Secrets of the Command-Tab Mac Application Switcher
The Command-Tab key sequence in Mac OS X works to summon a quick application switcher, it’s an excellent trick that many advanced users frequently use to switch apps and help multitasking, but it seems lesser known amongst Mac users in general. Even if you know of the Command+Tab trick, it turns out there are many more features available within the Command-Tab application switcher than just hitting Command+Tab itself, in fact you can navigate within the app switcher, hide apps, quit apps, and more.
To use the instant application switcher and additional commands, summon the App Switcher as usual and then, once you’re in the application switcher, you can try some of these other modifier key sequences for different behaviors.
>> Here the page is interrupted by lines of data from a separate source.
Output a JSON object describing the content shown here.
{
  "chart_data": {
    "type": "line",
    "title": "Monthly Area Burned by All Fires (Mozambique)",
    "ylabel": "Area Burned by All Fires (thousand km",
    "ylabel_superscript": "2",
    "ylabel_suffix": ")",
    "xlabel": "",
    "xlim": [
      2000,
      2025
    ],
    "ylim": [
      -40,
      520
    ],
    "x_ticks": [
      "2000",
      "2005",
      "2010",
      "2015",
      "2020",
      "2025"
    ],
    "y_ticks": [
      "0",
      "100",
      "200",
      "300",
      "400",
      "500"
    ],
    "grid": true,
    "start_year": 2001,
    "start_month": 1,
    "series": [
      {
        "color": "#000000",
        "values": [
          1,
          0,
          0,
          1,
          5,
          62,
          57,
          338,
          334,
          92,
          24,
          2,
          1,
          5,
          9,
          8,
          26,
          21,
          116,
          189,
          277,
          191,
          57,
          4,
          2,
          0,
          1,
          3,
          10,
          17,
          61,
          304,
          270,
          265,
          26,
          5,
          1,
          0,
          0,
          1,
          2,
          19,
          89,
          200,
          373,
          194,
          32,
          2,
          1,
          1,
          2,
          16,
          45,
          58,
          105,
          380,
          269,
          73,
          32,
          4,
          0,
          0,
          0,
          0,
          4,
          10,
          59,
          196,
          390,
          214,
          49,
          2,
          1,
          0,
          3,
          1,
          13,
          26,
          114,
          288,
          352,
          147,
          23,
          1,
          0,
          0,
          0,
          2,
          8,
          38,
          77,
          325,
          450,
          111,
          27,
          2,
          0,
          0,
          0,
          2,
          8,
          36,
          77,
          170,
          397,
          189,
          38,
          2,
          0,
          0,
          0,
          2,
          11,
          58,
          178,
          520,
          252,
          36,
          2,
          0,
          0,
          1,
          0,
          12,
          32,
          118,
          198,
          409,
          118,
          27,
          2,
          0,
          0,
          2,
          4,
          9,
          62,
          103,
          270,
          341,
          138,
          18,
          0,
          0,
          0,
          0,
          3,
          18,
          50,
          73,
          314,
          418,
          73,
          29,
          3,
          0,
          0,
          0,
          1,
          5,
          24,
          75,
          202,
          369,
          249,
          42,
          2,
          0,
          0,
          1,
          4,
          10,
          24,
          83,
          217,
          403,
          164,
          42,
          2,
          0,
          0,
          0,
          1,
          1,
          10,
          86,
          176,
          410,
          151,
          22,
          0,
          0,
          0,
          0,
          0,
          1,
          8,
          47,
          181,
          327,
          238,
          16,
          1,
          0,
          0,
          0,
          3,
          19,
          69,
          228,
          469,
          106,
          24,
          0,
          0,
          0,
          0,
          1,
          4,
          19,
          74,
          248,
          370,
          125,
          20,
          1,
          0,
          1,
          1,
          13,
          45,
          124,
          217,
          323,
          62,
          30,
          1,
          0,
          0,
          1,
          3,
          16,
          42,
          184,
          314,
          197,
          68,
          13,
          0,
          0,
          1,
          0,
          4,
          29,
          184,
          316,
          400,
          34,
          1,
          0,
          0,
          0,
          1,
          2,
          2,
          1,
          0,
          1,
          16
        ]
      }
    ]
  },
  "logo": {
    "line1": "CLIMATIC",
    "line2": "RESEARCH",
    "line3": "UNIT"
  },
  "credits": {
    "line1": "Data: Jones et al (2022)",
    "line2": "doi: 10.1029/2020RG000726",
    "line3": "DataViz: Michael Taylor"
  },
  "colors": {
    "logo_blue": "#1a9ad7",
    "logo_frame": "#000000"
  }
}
10 Command+Tab Application Switcher Tricks for Mac OS X
Command+Tab launches the Application Switcher, that’s the first step. Then, continue holding down the Command key and then try the following buttons to modify the behavior of the app switcher of OS X:
- Release the Command+Tab keys when the highlight is on a selected app to switch to that highlighted app
- tab – move selection to the right in the app list
- ` – move selection to the left
- h – hide the selected application
- q – quit the selected application
- mouse scrollwheel – move the selection back and forth
- left arrow – move selection to the left
- right arrow – move selection to the right
- up arrow – enter expose (Mission Control) within the selected application
- down arrow – enter expose (Mission Control) within the selected application
Even if you can’t memorize them all for now, remembering the three basics is a great place to start to help navigate around your open Mac applications: The core Command+Tab switcher trick, plus Q and H to quit and hide the chosen app, respectively.
Memorize these tips to master the Mac application switcher and speed up your workflow!
Note: the Expose / Mission Control orientated features will only work on fairly newer versions of OS X, meaning beyond Snow Leopard, but including Mountain Lion, Mavericks, OS X Yosemite, etc. The Application Switcher may look slightly differently dependent on the version of OS X, but it has been around since the beginning of the operating system and will almost certainly carry forward in future versions of Mac OS.